Achievement
by Kate Pashby

ACHIEVEMENT

by Kate Pashby



as a child, I was chronically not enough

not white enough to look related to

my blonde-haired and blue-eyed cousins

not Filipinx enough to fit in at

my Southeast Asian grade school

and not Mexican enough to speak a lick of Spanish


a third-generation Mexican American

whose mother never learned Spanish

because that’s what my grandparents

spoke when they didn’t want

their daughters to understand


as a child, my strongest connection to my Mexican heritage

was my American girl doll Josefina

the dark-skinned girl from 19th-century Santa Fé

my grandparents who raised me for two years

must have spoken Spanish with me

(according to language acquisition theory)

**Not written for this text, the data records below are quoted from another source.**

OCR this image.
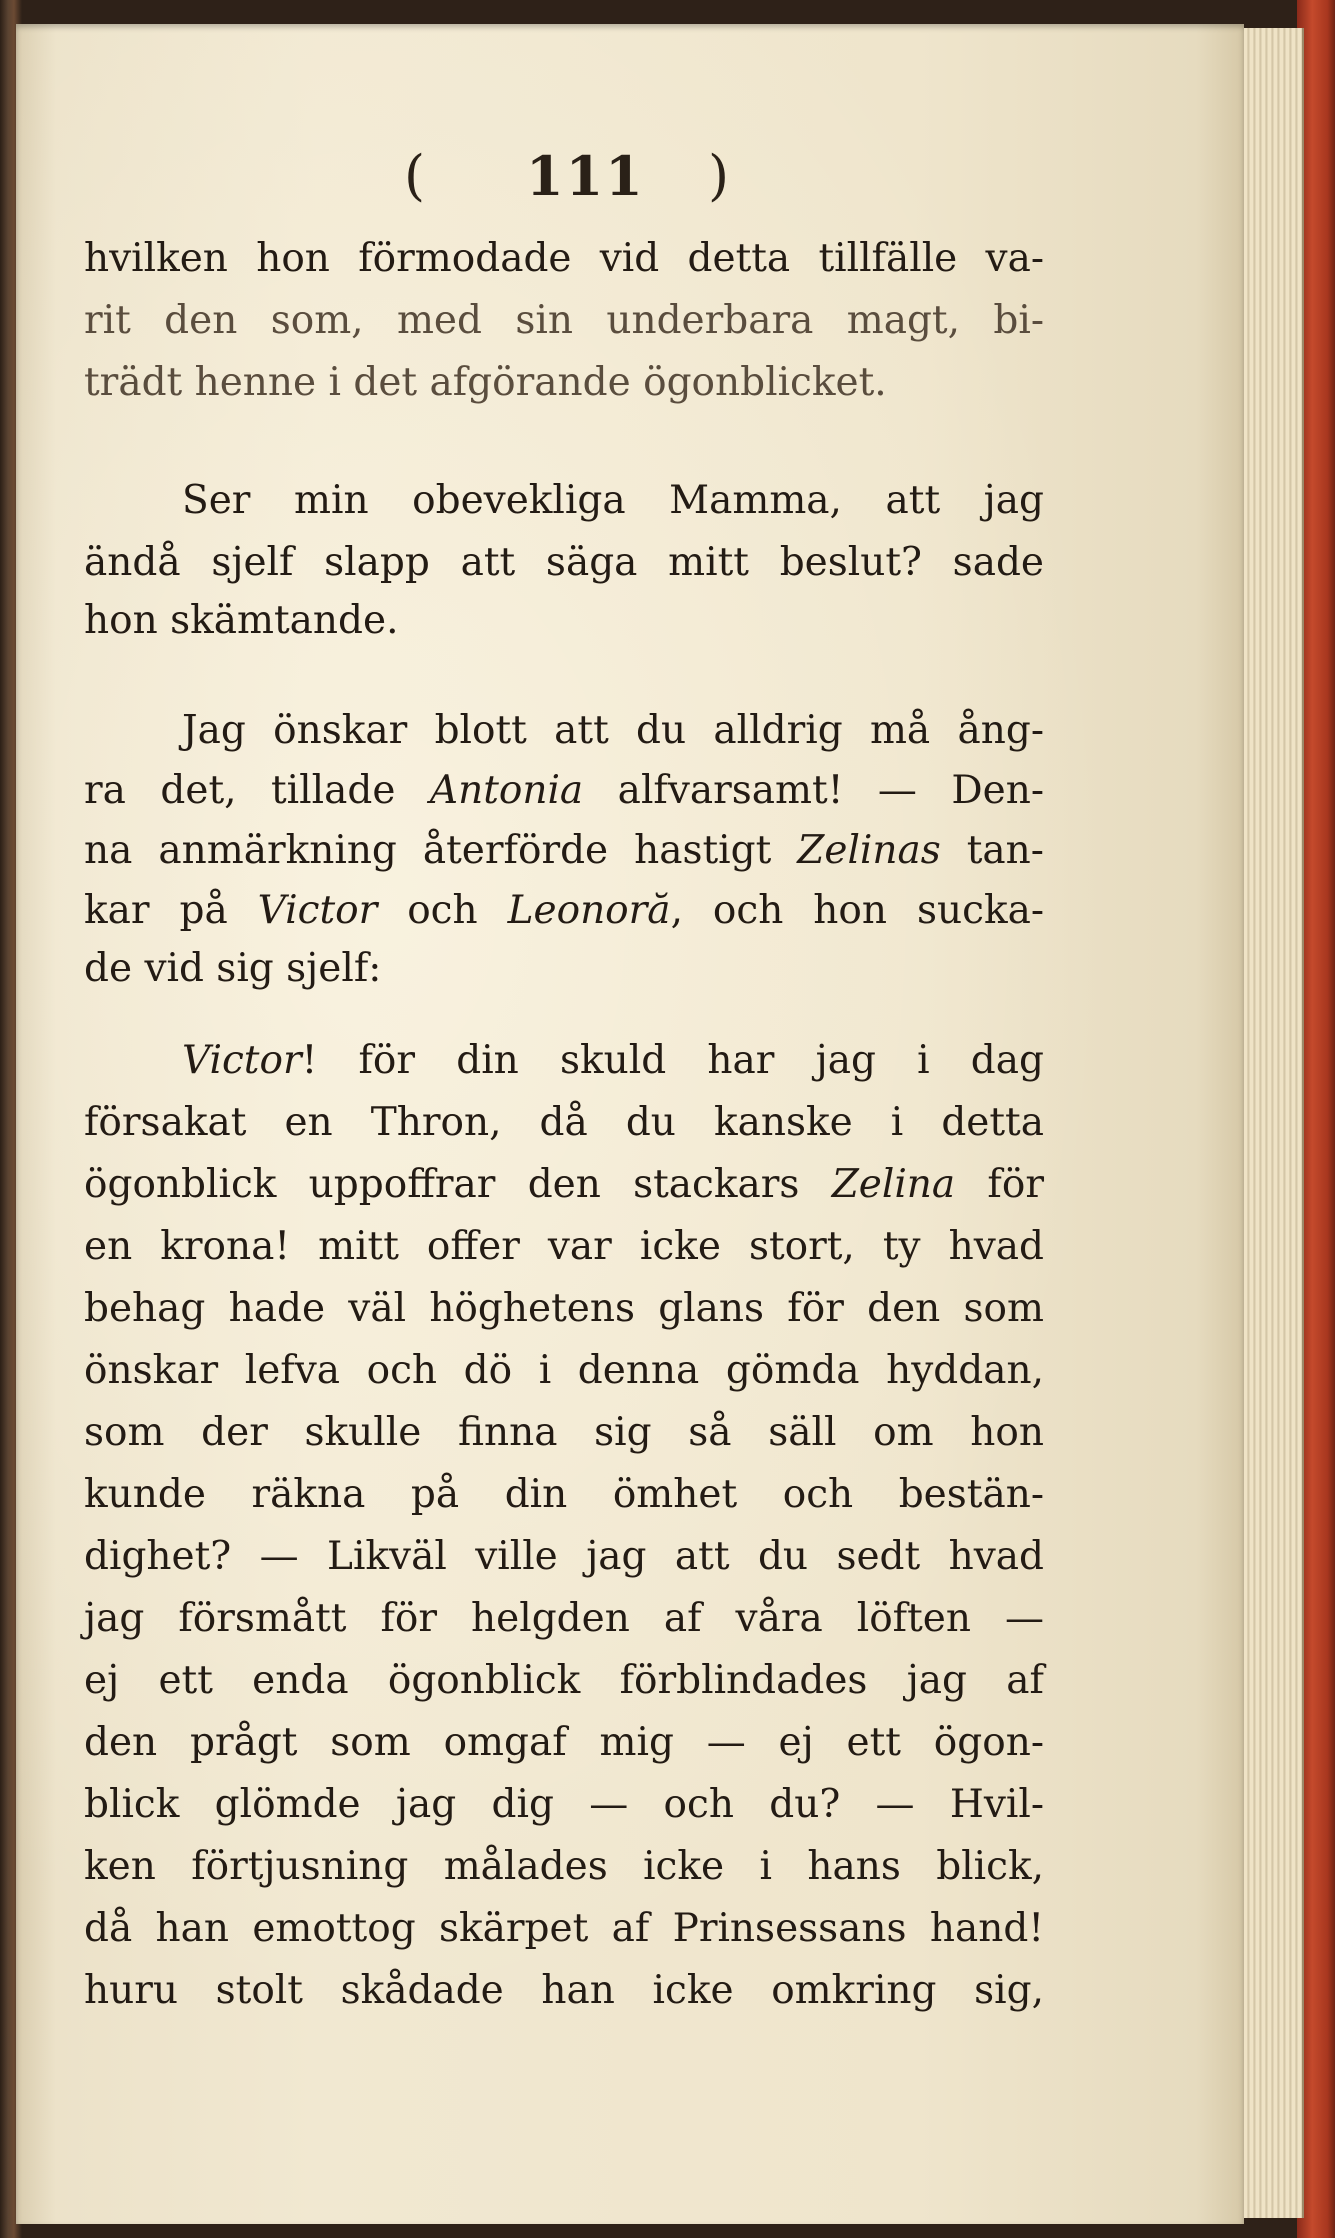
( 111 )
hvilken hon förmodade vid detta tillfälle va-
rit den som, med sin underbara magt, bi-
trädt henne i det afgörande ögonblicket.
Ser min obevekliga Mamma, att jag
ändå sjelf slapp att säga mitt beslut? sade
hon skämtande.
Jag önskar blott att du alldrig må ång-
ra det, tillade Antonia alfvarsamt! — Den-
na anmärkning återförde hastigt Zelinas tan-
kar på Victor och Leonoră, och hon sucka-
de vid sig sjelf:
Victor! för din skuld har jag i dag
försakat en Thron, då du kanske i detta
ögonblick uppoffrar den stackars Zelina för
en krona! mitt offer var icke stort, ty hvad
behag hade väl höghetens glans för den som
önskar lefva och dö i denna gömda hyddan,
som der skulle finna sig så säll om hon
kunde räkna på din ömhet och bestän-
dighet? — Likväl ville jag att du sedt hvad
jag försmått för helgden af våra löften —
ej ett enda ögonblick förblindades jag af
den prågt som omgaf mig — ej ett ögon-
blick glömde jag dig — och du? — Hvil-
ken förtjusning målades icke i hans blick,
då han emottog skärpet af Prinsessans hand!
huru stolt skådade han icke omkring sig,
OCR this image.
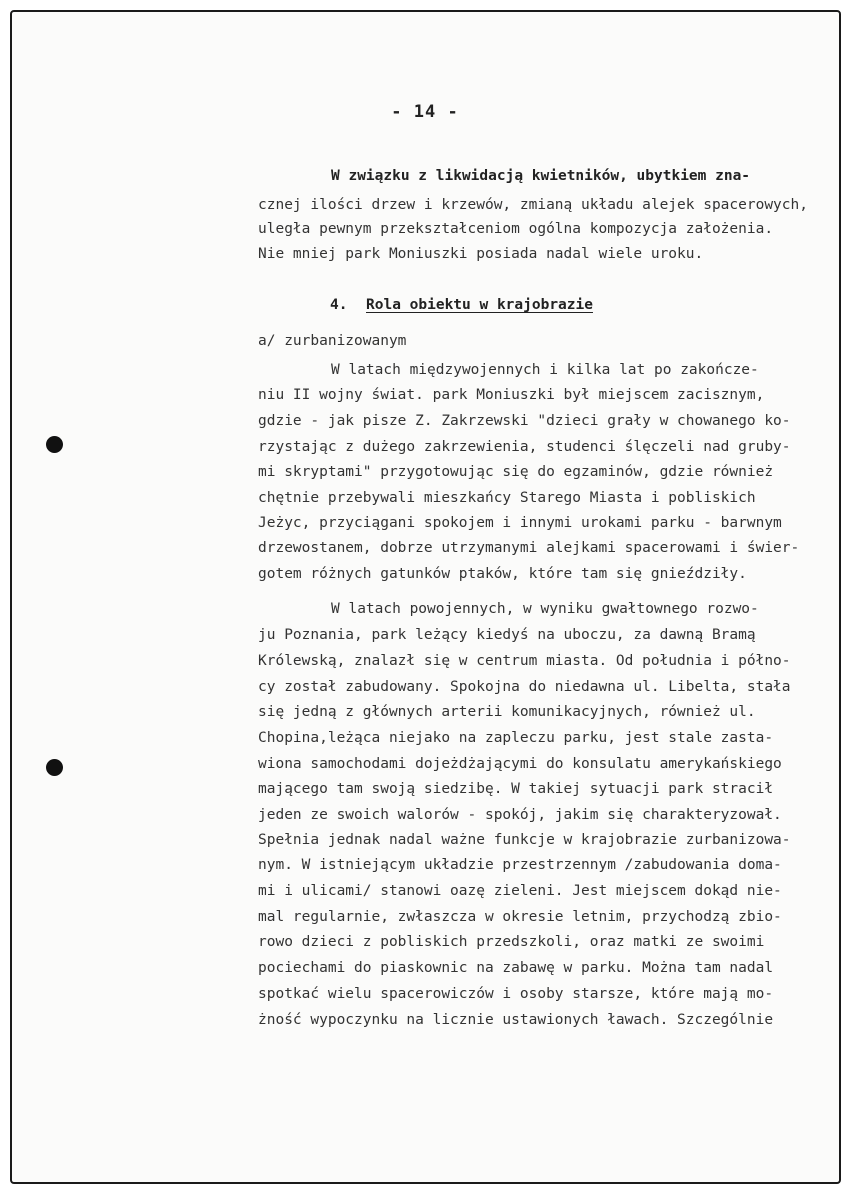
- 14 -
W związku z likwidacją kwietników, ubytkiem zna-
cznej ilości drzew i krzewów, zmianą układu alejek spacerowych,
uległa pewnym przekształceniom ogólna kompozycja założenia.
Nie mniej park Moniuszki posiada nadal wiele uroku.
4. Rola obiektu w krajobrazie
a/ zurbanizowanym
W latach międzywojennych i kilka lat po zakończe-
niu II wojny świat. park Moniuszki był miejscem zacisznym,
gdzie - jak pisze Z. Zakrzewski "dzieci grały w chowanego ko-
rzystając z dużego zakrzewienia, studenci ślęczeli nad gruby-
mi skryptami" przygotowując się do egzaminów, gdzie również
chętnie przebywali mieszkańcy Starego Miasta i pobliskich
Jeżyc, przyciągani spokojem i innymi urokami parku - barwnym
drzewostanem, dobrze utrzymanymi alejkami spacerowami i świer-
gotem różnych gatunków ptaków, które tam się gnieździły.
W latach powojennych, w wyniku gwałtownego rozwo-
ju Poznania, park leżący kiedyś na uboczu, za dawną Bramą
Królewską, znalazł się w centrum miasta. Od południa i półno-
cy został zabudowany. Spokojna do niedawna ul. Libelta, stała
się jedną z głównych arterii komunikacyjnych, również ul.
Chopina,leżąca niejako na zapleczu parku, jest stale zasta-
wiona samochodami dojeżdżającymi do konsulatu amerykańskiego
mającego tam swoją siedzibę. W takiej sytuacji park stracił
jeden ze swoich walorów - spokój, jakim się charakteryzował.
Spełnia jednak nadal ważne funkcje w krajobrazie zurbanizowa-
nym. W istniejącym układzie przestrzennym /zabudowania doma-
mi i ulicami/ stanowi oazę zieleni. Jest miejscem dokąd nie-
mal regularnie, zwłaszcza w okresie letnim, przychodzą zbio-
rowo dzieci z pobliskich przedszkoli, oraz matki ze swoimi
pociechami do piaskownic na zabawę w parku. Można tam nadal
spotkać wielu spacerowiczów i osoby starsze, które mają mo-
żność wypoczynku na licznie ustawionych ławach. Szczególnie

because I can mostly roll my Rs


but my mother seldom cooked Mexican food

because it was “too unhealthy”

and she rarely took us to the panadería

to buy “Mexican bread” because it too was unhealthy

cholas in hoop earrings and red lipstick were “ghetto”

while taquerías and taco trucks were “dirty”


in high school, as an aspiring ballerina,

I gave my mother an ultimatum:

let me take French classes

or give me a quinceañera

I was made to take Spanish and

I received no quinceañera


in high school, as a teenage prodigy

and professional slacker I earned the

Hispanic Achievement Award

along with the two “white Mexicans”

in my overachieving senior class


I was so incensed at being labelled good for a Mexican

that I faked period cramps

and laid on the rickety cot in the nurse’s office

for the duration of the award ceremony


after college, upon receiving my bachelor’s degree cum laude

I was rewarded after the graduation ceremony

by being mistaken for the valedictorian

(a Southeast Asian woman I had never met)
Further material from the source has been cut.